При проведении исследований GWAS, как правило, изучаются высокополиморфные SNPs (т.е. учитывается эффект частых генетических вариантов). В то же время редкие варианты могут также формировать “менделевский код” многофакторных заболеваний, причем их вклад может быть существенно выше, чем частых вариантов. Например, в результате анализа груза редких генетических вариантов с кардиомиопатией и эхокардиографическими признаками в крупных когортах Framingham Heart Study и Jackson Heart Study было установлено, что 11.2% индивидов имели один или более редких несинонимичных вариантов в генах саркомерных белков (ACTC1, MYBPC3, MYH7, MYL2, MYL3, TNNI3, TNNT2, TPM1), но не имели диагноза кардиомиопатии [77]. Однако у этих индивидов было выявлено статистически значимое увеличение таких эхокардиографических параметров, как толщина стенки левого желудочка и диастолический диаметр левого предсердия. Также было обнаружено, что комбинация из нескольких редких миссенс-вариантов в одном и том же гене MYBPC3 имеет больший эффект на эхокардиографические параметры, чем отдельные варианты. Более того, индивиды с редкими вариантами в генах саркомерных белков имели более высокий риск неблагоприятных сердечно-сосудистых событий (стенокардия, инфаркт миокарда, сердечная недостаточность). Распространенность “вероятно патогенных” вариантов в данной когорте составила 0.6%, однако только 4 индивида из 22 обследованных имели симптомы гипертрофической кардиомиопатии. Эта работа подчеркивает важность изучения вовлеченности генов моногенных заболеваний, в том числе их редких вариантов, в формирование структуры подверженности многофакторных заболеваний. Полученные новые знания будут важны для установления оценки патогенности конкретных генетических вариантов в отношении фенотипа, особенно в контексте коморбидности, а также послужат основой для создания индивидуализированных моделей прогнозирования риска многофакторных заболеваний.
ЗАКЛЮЧЕНИЕ
Таким образом, между моногенными болезнями и многофакторными заболеваниями существует тесная связь на молекулярно-генетическом уровне. Феномен коморбидности между моногенными и многофакторными заболеваниями предполагает участие определенного общего числа генов и биологических путей в формировании предрасположенности к заболеваниям – “менделевский код” или невырожденный фенотипический код, который связывает каждое многофакторное заболевание с уникальной совокупностью менделевских локусов [19].
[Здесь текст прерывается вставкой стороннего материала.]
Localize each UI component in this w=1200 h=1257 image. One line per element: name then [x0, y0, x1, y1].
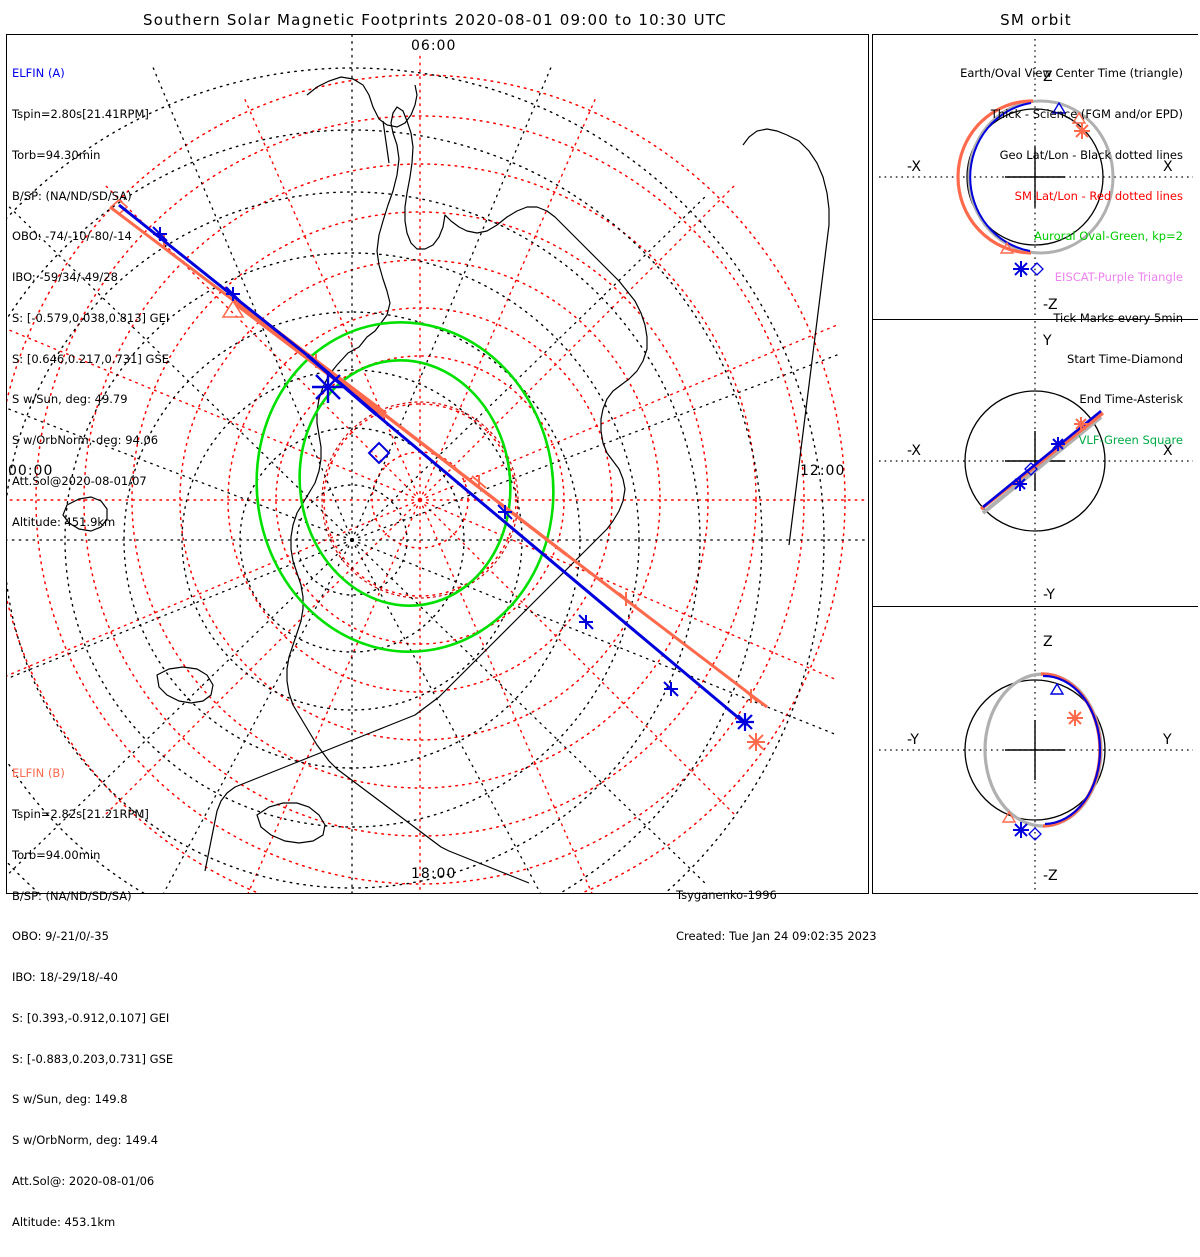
- plot-page: Southern Solar Magnetic Footprints 2020-…: [6, 11, 1198, 1228]
- legend-item-3: SM Lat/Lon - Red dotted lines: [1014, 188, 1183, 203]
- elfin-a-start-diamond: [367, 441, 391, 465]
- sm1-axis-bottom-label: -Z: [1043, 297, 1058, 313]
- polar-footprint-plot: [7, 35, 868, 893]
- elfin-b-line-1: Torb=94.00min: [12, 847, 101, 862]
- mlt-label-bottom: 18:00: [411, 866, 457, 882]
- footer-info: Tsyganenko-1996 Created: Tue Jan 24 09:0…: [676, 862, 877, 971]
- sm2-markers: [1013, 417, 1088, 491]
- sm-orbit-xy-plot: Y -Y -X X: [879, 321, 1193, 606]
- legend-item-5: EISCAT-Purple Triangle: [1054, 270, 1183, 285]
- sm2-axis-right-label: X: [1163, 443, 1173, 459]
- plot-legend: Earth/Oval View Center Time (triangle) T…: [960, 40, 1183, 475]
- auroral-oval-green: [255, 321, 555, 653]
- sm2-center-cross: [1005, 431, 1065, 491]
- sm-orbit-yz-frame: [872, 607, 1198, 894]
- elfin-b-line-3: OBO: 9/-21/0/-35: [12, 929, 109, 944]
- elfin-a-line-7: S w/Sun, deg: 49.79: [12, 392, 128, 407]
- elfin-a-line-3: OBO: -74/-10/-80/-14: [12, 229, 132, 244]
- sm1-axis-top-label: Z: [1043, 69, 1053, 85]
- elfin-a-line-2: B/SP: (NA/ND/SD/SA): [12, 188, 132, 203]
- created-timestamp: Created: Tue Jan 24 09:02:35 2023: [676, 928, 877, 943]
- legend-item-7: Start Time-Diamond: [1067, 351, 1183, 366]
- legend-item-8: End Time-Asterisk: [1079, 392, 1183, 407]
- elfin-a-tick-marks: [152, 226, 679, 697]
- coastline-antarctica: [204, 106, 648, 884]
- elfin-b-line-0: Tspin=2.82s[21.21RPM]: [12, 806, 149, 821]
- elfin-a-line-5: S: [-0.579,0.038,0.813] GEI: [12, 310, 170, 325]
- elfin-b-header: ELFIN (B): [12, 766, 65, 781]
- elfin-b-end-asterisk: [747, 733, 765, 751]
- elfin-b-start-diamond: [109, 198, 129, 216]
- sm3-earth-circle: [964, 679, 1106, 821]
- sm-orbit-xz-plot: Z -Z -X X: [879, 39, 1193, 315]
- elfin-b-line-10: Altitude: 453.1km: [12, 1214, 116, 1229]
- legend-item-1: Thick - Science (FGM and/or EPD): [990, 106, 1183, 121]
- elfin-a-line-8: S w/OrbNorm, deg: 94.06: [12, 433, 159, 448]
- sm3-axis-bottom-label: -Z: [1043, 868, 1058, 884]
- elfin-a-line-9: Att.Sol@2020-08-01/07: [12, 474, 147, 488]
- sm-meridian-lines: [7, 54, 868, 893]
- sm1-orbit-gray: [967, 99, 1115, 255]
- elfin-a-line-0: Tspin=2.80s[21.41RPM]: [12, 106, 149, 121]
- sm1-markers: [999, 101, 1090, 277]
- elfin-b-line-7: S w/Sun, deg: 149.8: [12, 1092, 128, 1107]
- sm3-markers: [1001, 682, 1083, 841]
- elfin-a-header: ELFIN (A): [12, 66, 65, 81]
- mlt-label-top: 06:00: [411, 38, 457, 54]
- sm1-earth-circle: [966, 108, 1104, 246]
- sm3-axis-left-label: -Y: [907, 732, 919, 748]
- elfin-b-line-5: S: [0.393,-0.912,0.107] GEI: [12, 1010, 170, 1025]
- elfin-b-line-8: S w/OrbNorm, deg: 149.4: [12, 1133, 159, 1148]
- sm1-axis-left-label: -X: [907, 159, 921, 175]
- elfin-b-line-9: Att.Sol@: 2020-08-01/06: [12, 1174, 155, 1188]
- elfin-b-line-6: S: [-0.883,0.203,0.731] GSE: [12, 1051, 174, 1066]
- sm2-axis-left-label: -X: [907, 443, 921, 459]
- mlt-label-right: 12:00: [800, 463, 846, 479]
- elfin-a-line-6: S: [0.646,0.217,0.731] GSE: [12, 351, 170, 366]
- elfin-a-end-asterisk: [736, 713, 754, 731]
- polar-plot-frame: [6, 34, 869, 894]
- sm3-axis-top-label: Z: [1043, 634, 1053, 650]
- elfin-b-line-2: B/SP: (NA/ND/SD/SA): [12, 888, 132, 903]
- legend-item-4: Auroral Oval-Green, kp=2: [1033, 229, 1183, 244]
- sm1-axis-right-label: X: [1163, 159, 1173, 175]
- elfin-a-info-block: ELFIN (A) Tspin=2.80s[21.41RPM] Torb=94.…: [12, 40, 169, 557]
- elfin-b-track: [109, 198, 768, 751]
- elfin-a-line-10: Altitude: 451.9km: [12, 514, 116, 529]
- elfin-a-line-1: Torb=94.30min: [12, 147, 101, 162]
- sm2-axis-top-label: Y: [1042, 333, 1052, 349]
- coastline-south-america: [156, 76, 418, 844]
- elfin-a-science-asterisk: [312, 371, 344, 403]
- sm1-elfin-a-orbit: [969, 102, 1032, 252]
- sm2-earth-circle: [964, 390, 1106, 532]
- sm1-center-cross: [1005, 147, 1065, 207]
- coastline-new-zealand: [62, 496, 108, 532]
- sm-orbit-title: SM orbit: [1000, 11, 1072, 29]
- elfin-b-line-4: IBO: 18/-29/18/-40: [12, 970, 118, 985]
- legend-item-6: Tick Marks every 5min: [1053, 310, 1183, 325]
- sm3-elfin-a-orbit: [1042, 674, 1102, 826]
- model-name: Tsyganenko-1996: [676, 888, 777, 903]
- legend-item-0: Earth/Oval View Center Time (triangle): [960, 66, 1183, 81]
- elfin-a-line-4: IBO: -59/34/-49/28: [12, 270, 118, 285]
- sm3-axes: [879, 608, 1193, 890]
- sm2-orbit-gray: [981, 415, 1103, 515]
- coastline-africa: [742, 128, 830, 546]
- elfin-b-info-block: ELFIN (B) Tspin=2.82s[21.21RPM] Torb=94.…: [12, 740, 173, 1257]
- elfin-b-center-triangle: [221, 299, 245, 318]
- sm3-axis-right-label: Y: [1162, 732, 1172, 748]
- sm-orbit-xz-frame: [872, 34, 1198, 320]
- legend-item-2: Geo Lat/Lon - Black dotted lines: [999, 147, 1183, 162]
- sm-orbit-yz-plot: Z -Z -Y Y: [879, 608, 1193, 890]
- legend-item-9: VLF-Green Square: [1078, 433, 1183, 448]
- sm3-center-cross: [1005, 720, 1065, 780]
- page-title: Southern Solar Magnetic Footprints 2020-…: [143, 11, 727, 29]
- mlt-label-left: 00:00: [8, 463, 54, 479]
- sm2-axis-bottom-label: -Y: [1043, 587, 1055, 603]
- sm-inner-circle: [321, 401, 519, 599]
- elfin-a-track: [118, 203, 754, 731]
- sm-orbit-xy-frame: [872, 320, 1198, 607]
- sm1-elfin-b-orbit: [956, 99, 1034, 255]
Основой для формирования такого феномена является высокая степень плейотропии генетических вариантов, поскольку показано, что плейотропия в отношении 558 признаков и заболеваний достигает 90% для локусов, 63% – для генов и 31% – для SNPs [78]. Однако генетические варианты могут влиять на разные признаки в зависимости от своего расположения в геноме как самостоятельно, так и опосредованно через сцепление с другими вариантами. Более того, SNPs с большими эффектами и являющиеся потенциально причинными для заболевания часто располагаются в области генов или близко к ним. Поскольку функциональная активность плейотропных генов менее тканеспецифична, предполагается, что они контролируют базовые и важные для клетки процессы и функции.
Анализ “менделевского кода” многофакторных заболеваний важно проводить с использованием мультиомного подхода – интеграции данных, полученных на уровне генома, эпигенома, транскриптома, протеома, метаболома, экспосома и др. в цельных тканях и единичных клетках органов-мишеней в контексте различных заболеваний или при использовании клеточных моделей болезней, модельных животных [79, 80]. Это позволит идентифицировать “драйверные” гены болезней и биологические пути, связанные с их развитием и прогрессией.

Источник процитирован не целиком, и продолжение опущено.